A little fun before the periodical cicada season starts. This is a “wordcloud” of the last names of people who have identified species of cicadas. The bigger the name, the more cicada IDs are attributed to them.
The are a couple of errors (misspelled Stal, split up Van Duzee). If you’re interested in making your own wordcloud, you can use the program R with the R package wordcloud.
me and a friend decided to walk down 1/2 of my 4-5 mile long gravel road. When it was almost dark, we decided to turn around and to go back to my house. About 5 minutes into our trip back home, a bug started to follow us, attack us and chase us. The bug would fly near our necks, hands, arms, ears, hair, etc.. so being the crazy 15 teenage girls we are, we would scream, run for a few seconds, stop and walk, then get attacked again. We repeated this process for the whole 20 minutes it took to get back to our house.
I have been researching multiple websites and I would like to know if you think this is a cicada or not.
Probably not a cicada. Were you holding a lighT? Insects are attracted to lights.
I was also mobbed while mowing my lawn. I was using a riding lawn mower. Many cicadas flew close, landed or chased me. I usually love mowing the lawn. I do not love large bugs.

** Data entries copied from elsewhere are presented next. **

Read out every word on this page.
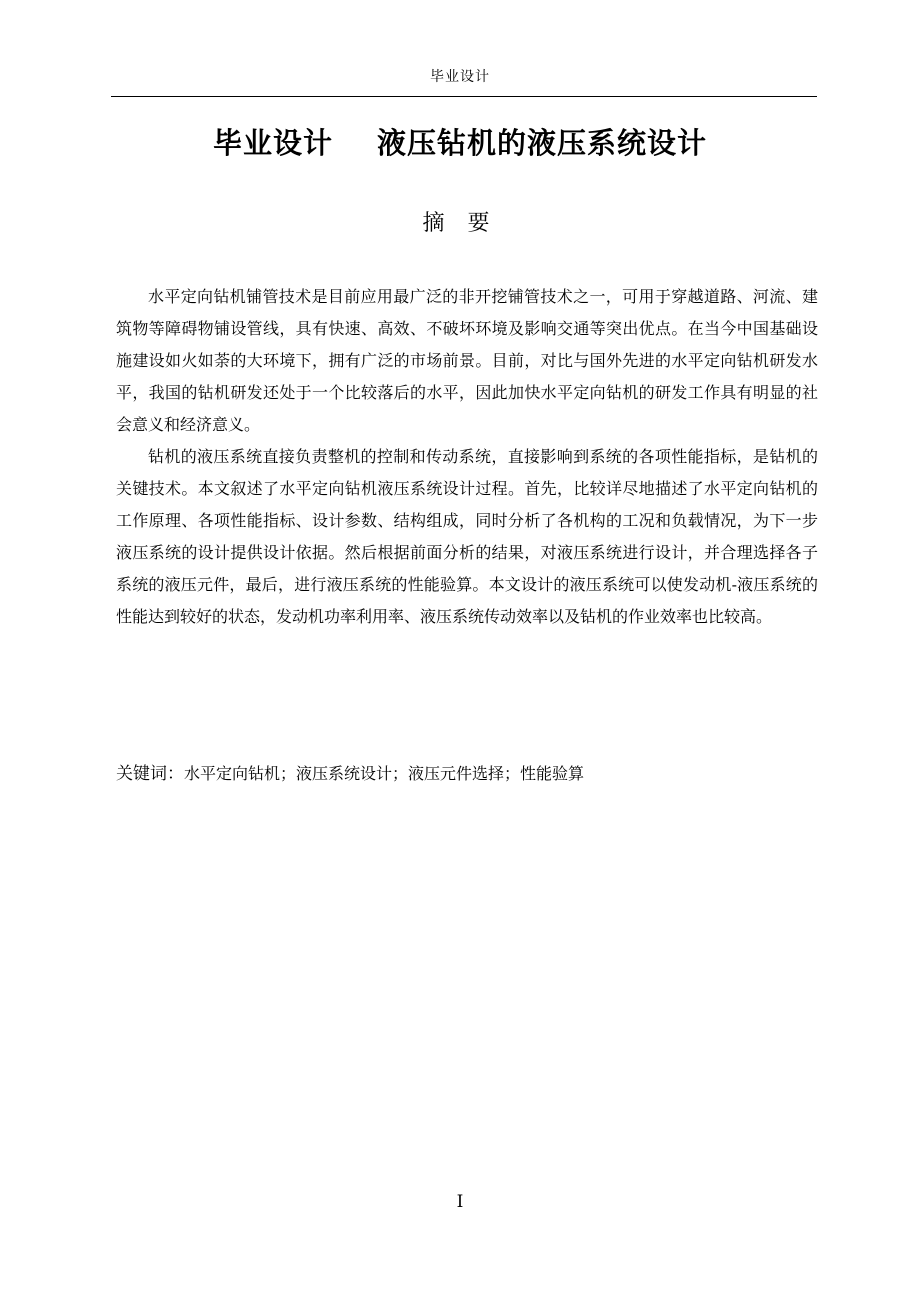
毕业设计
毕业设计 液压钻机的液压系统设计
摘 要

水平定向钻机铺管技术是目前应用最广泛的非开挖铺管技术之一，可用于穿越道路、河流、建筑物等障碍物铺设管线，具有快速、高效、不破坏环境及影响交通等突出优点。在当今中国基础设施建设如火如荼的大环境下，拥有广泛的市场前景。目前，对比与国外先进的水平定向钻机研发水平，我国的钻机研发还处于一个比较落后的水平，因此加快水平定向钻机的研发工作具有明显的社会意义和经济意义。

钻机的液压系统直接负责整机的控制和传动系统，直接影响到系统的各项性能指标，是钻机的关键技术。本文叙述了水平定向钻机液压系统设计过程。首先，比较详尽地描述了水平定向钻机的工作原理、各项性能指标、设计参数、结构组成，同时分析了各机构的工况和负载情况，为下一步液压系统的设计提供设计依据。然后根据前面分析的结果，对液压系统进行设计，并合理选择各子系统的液压元件，最后，进行液压系统的性能验算。本文设计的液压系统可以使发动机-液压系统的性能达到较好的状态，发动机功率利用率、液压系统传动效率以及钻机的作业效率也比较高。

关键词：水平定向钻机；液压系统设计；液压元件选择；性能验算
I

I live in Northwest Tennessee, currently experiencing a hatch of a 13-year Brood. I want to report a cicada behavior I’ve never seen before. I just finished mowing my yard, using a riding mower. This chore usually takes 2-3 hours. During this period I found myself suddenly very attractive to cicadas. I had probably 50 – 60 cicadas land on me (arms, legs, chest, back, face, hands) and more on the mower I was riding. Never more than 4-5 at any one time. There were many more that flew past me close enough for me to notice – sometimes actually buzzing as they flew past. I assume the loud noise from the mower was the attraction but I was a bit flattered to be found attractive.
I grew up several miles south of my current location and I’m familiar with a larger, noisier cicada that arrives later in the year. I’ve mowed hundreds of yards over the years but never encountered this behavior in what I call the “normal” cicada. We also called them “July Flies”. Has anyone else experienced this behavior?
July Flies are Tibicen. There are 15 species of those in your state. https://www.cicadamania.com/genera/usa.php?category=A&q=Tibicen&qs=TN&submit=SUBMIT
Now I’m back to being stupid. In all my years of seeing cicada emerging, I don’t recall ever seeing these thinner white ones. Thinner because to me they’re about 1/2 the size of what I’ll call normal cicada’s. All I recall seeing [including those still somewhat in their shell] were plump bodied, greenish ones. Do they all first emerge white or just certain ones? If so then I have no idea what ones are coming up in my yard. So guess I’m back to I don’t know what ones are coming up in my yard.
The white ones will turn black in a few hours, but yes, these are a different species that the green ones. The green ones are usually Tibicen. You might find their photo on this page.
Never mind because I think I’ve figured it out. I believe it’s Brood XIX Magicicada. I’ve lived at our location for 40+ years and this is the first I’d seen of this kind. I’ve had numerous ones emerge.
I live in Independence, MO and have cicada’s appearing that I’ve never seen before.
I have a picture of one. Is there any way to send the picture to you and you let me know what it is? Thanks
You can email pictures to email@example.com
Just wanted to thank you for one of your past posts which describes the purpose of the enlarged clypeus of the cicada, that question had troubled me for a long time and I couldn’t manage to find the answer until now.
On that note, do you know why it has that distinctive grill pattern (that we all know and love)?